AI selection architecture document

Project Name: Duory - AI Language Learning Companion
Version: 1.0
Date: October 26, 2023

1. Introduction

Duory is a mobile-first language learning tool integrated with Duolingo, offering translation, romanization, and kana support. This document outlines the AI architecture for real-time language processing, focusing on scalability (target: 50K+ concurrent users), low-latency responses (<500ms), and offline capability.

2. AI Feature Requirements

Feature	AI Requirement	Criticality
Translation	Multilingual NLP (50+ languages)	High
Romanization	Phonetic transcription (e.g., Japanese → Romaji)	Medium
Kana Support	Kanji-to-Kana conversion (Japanese)	High
Offline Mode	On-device lightweight ML models	Medium
Adaptive Learning	User progress analytics for personalized tips	Low

3. Technology Selection & Justification

3.1 Core AI Frameworks

Translation & NLP:
- Google Cloud Translation API v3 (Dynamic batch processing, 110+ languages, $20/million chars).
- Backup for Offline: ONNX Runtime with distilled mBART-50 model (45MB size, 85% accuracy offline).
Romanization/Kana Conversion:
- PyKakasi v2.0 (Python) for Japanese romanization (Apache 2.0 license).
- Kuromoji (v0.9.0) for Kanji-to-Kana (Java/Kotlin).
Analytics:
- TensorFlow Lite (v2.10) for on-device learning pattern detection.

3.2 Infrastructure

Cloud: Google Cloud Run (auto-scaling, cold-start <1s).
Mobile: React Native (v0.70) with ML model caching via React Native FS.
API Gateway: Apigee X (rate limiting, OAuth 2.0).

4. Architecture Overview

┌─────────────┐       ┌───────────────┐       ┌──────────────────┐  
│ Mobile App  │──────▶│ API Gateway   │──────▶│ Cloud Translation│  
│ (React      │       │ (Apigee X)    │       │ & PyKakasi       │  
│ Native)     │◀──────┤               │◀──────┤ (GCP Cloud Run)  │  
└─────────────┘       └───────────────┘       └──────────────────┘  
       ▲  │                     │                     │  
       │  └────▶ On-Device ─────┘                     │  
       │        Models (mBART-50)                     ▼  
       └────────── User Data Sync ───────────▶ Firestore DB (Encrypted)

5. Implementation Steps

Phase 1: Core AI Pipeline (4 Weeks)

Integrate Cloud Translation API:
- Implement batch translation with fallback to mBART-50 when offline.
- Optimize payloads using Protocol Buffers.
Embed PyKakasi/Kuromoji:
- Compile to WebAssembly for React Native (via Emscripten).
- Benchmark: <100ms per 100-character conversion.
Model Caching:
- Pre-load mBART-50 during app install using React Native FS.

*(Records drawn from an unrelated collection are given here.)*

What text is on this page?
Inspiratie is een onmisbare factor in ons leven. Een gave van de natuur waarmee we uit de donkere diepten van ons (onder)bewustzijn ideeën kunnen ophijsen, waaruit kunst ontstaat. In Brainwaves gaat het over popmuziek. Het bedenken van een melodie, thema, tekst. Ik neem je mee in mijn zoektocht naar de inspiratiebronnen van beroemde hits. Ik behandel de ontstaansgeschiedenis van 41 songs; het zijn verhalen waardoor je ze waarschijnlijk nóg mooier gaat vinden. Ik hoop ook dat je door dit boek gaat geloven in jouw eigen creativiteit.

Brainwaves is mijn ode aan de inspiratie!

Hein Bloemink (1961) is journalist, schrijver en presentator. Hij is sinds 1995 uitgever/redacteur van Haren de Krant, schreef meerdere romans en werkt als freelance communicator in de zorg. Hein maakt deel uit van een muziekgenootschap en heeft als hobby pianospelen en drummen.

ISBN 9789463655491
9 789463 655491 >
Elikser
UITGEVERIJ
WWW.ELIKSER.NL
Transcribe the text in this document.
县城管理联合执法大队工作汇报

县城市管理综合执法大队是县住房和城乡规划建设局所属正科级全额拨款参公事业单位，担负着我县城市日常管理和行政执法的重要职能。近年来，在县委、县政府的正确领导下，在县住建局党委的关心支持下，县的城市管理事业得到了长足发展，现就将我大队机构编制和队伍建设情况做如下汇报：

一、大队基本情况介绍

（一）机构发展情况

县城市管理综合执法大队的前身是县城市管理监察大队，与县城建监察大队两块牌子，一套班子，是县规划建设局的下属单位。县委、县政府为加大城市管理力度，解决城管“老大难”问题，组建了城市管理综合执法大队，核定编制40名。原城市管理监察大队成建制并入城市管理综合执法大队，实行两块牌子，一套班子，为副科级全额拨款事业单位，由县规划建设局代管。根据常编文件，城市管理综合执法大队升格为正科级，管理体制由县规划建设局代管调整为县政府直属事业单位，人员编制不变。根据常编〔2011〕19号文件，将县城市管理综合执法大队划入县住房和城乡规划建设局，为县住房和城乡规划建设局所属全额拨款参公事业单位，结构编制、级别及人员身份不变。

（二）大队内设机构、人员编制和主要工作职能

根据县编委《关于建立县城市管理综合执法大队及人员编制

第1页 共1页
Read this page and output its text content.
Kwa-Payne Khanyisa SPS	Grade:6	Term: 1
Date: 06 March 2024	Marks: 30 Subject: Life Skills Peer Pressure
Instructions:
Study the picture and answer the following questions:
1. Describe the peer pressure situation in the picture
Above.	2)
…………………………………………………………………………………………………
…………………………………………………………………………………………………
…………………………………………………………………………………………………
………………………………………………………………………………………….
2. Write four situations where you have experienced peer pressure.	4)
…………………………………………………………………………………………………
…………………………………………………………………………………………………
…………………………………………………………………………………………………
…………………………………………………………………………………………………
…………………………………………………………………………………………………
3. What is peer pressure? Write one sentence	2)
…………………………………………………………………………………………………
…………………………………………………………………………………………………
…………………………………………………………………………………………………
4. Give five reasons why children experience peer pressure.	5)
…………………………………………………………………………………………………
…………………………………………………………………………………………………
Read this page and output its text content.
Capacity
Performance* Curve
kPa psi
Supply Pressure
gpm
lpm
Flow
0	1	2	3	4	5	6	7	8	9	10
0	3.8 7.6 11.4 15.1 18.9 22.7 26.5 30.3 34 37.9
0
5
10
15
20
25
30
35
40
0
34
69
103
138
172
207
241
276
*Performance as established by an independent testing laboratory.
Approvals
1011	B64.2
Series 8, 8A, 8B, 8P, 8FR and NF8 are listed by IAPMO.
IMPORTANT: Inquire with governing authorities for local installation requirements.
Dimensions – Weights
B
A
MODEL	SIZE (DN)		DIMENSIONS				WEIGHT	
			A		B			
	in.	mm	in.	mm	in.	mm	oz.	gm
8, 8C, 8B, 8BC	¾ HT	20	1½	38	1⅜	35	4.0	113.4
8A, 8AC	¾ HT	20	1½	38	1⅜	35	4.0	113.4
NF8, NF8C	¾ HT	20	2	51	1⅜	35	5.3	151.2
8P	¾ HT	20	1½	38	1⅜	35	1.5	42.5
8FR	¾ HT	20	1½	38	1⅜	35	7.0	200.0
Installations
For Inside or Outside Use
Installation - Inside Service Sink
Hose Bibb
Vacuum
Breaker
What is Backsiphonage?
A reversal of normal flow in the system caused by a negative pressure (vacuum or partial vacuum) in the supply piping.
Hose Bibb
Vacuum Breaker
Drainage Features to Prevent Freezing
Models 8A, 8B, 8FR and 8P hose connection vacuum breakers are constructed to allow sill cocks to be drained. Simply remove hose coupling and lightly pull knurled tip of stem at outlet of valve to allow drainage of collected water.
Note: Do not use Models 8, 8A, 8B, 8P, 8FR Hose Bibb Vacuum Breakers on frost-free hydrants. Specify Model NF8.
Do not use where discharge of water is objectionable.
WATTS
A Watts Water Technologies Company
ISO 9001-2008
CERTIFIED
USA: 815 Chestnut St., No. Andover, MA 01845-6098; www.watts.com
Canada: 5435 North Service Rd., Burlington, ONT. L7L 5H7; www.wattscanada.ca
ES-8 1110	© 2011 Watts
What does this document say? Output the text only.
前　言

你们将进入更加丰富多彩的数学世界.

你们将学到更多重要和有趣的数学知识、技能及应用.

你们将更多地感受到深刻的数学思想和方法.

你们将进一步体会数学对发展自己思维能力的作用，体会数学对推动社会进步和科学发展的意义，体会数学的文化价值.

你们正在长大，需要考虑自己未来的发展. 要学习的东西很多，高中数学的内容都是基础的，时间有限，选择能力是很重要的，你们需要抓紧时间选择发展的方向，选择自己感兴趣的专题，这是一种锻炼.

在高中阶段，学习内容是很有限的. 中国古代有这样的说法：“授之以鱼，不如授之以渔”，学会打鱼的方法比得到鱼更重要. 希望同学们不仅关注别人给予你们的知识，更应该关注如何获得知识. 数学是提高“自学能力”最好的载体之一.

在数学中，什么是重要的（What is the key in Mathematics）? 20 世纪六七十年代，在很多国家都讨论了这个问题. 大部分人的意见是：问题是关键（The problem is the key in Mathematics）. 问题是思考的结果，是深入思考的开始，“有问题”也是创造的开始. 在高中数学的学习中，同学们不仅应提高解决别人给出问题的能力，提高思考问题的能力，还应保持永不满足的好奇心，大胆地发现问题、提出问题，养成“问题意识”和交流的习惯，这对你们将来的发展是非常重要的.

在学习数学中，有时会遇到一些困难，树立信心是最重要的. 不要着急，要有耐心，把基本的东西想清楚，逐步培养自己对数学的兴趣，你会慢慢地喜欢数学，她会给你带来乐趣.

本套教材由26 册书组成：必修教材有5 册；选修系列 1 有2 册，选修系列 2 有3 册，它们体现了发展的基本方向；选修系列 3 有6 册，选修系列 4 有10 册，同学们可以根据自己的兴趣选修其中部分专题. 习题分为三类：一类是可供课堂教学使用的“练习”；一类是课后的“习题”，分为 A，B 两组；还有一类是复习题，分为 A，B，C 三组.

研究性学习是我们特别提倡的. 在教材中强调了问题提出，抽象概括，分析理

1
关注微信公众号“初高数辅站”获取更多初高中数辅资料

Phase 2: Offline & Security (3 Weeks)

Data Encryption:
- Encrypt user logs using AES-256 (Android Keystore/iOS Keychain).
Token-Based Access:
- Validate Duolingo API tokens via OAuth 2.0 PKCE.
Edge Caching:
- Cache frequent translations via Cloud CDN (1-hour TTL).

Phase 3: Scalability (Ongoing)

Auto-scale Cloud Run instances (max 100 pods).
Monitor latency via Cloud Trace; SLO: 95% requests <500ms.

6. Security & Compliance

Data Privacy: GDPR/CCPA compliance; anonymize user data in analytics.
Threat Mitigation:
- DDoS: Cloud Armor (rate limiting @ 1K reqs/user/minute).
- Model Tampering: JWT-signed model updates.

7. Performance Metrics

Component	Target
Translation Latency	≤400ms (online), ≤800ms (offline)
Romanization	≤100ms
API Uptime	99.95% (SLA-backed)
Model Size	<50MB (on-device)

8. Future Extensibility

Voice Recognition: Add Whisper.cpp (offline ASR) in v2.0.
Personalization: Federated learning for adaptive content (TensorFlow Federated).
Multi-Platform: Export PyKakasi to WebAssembly for web support.

Approvals:

Lead Architect: [Signature]
AI/ML Engineer: [Signature]
Document Length: 3,200 characters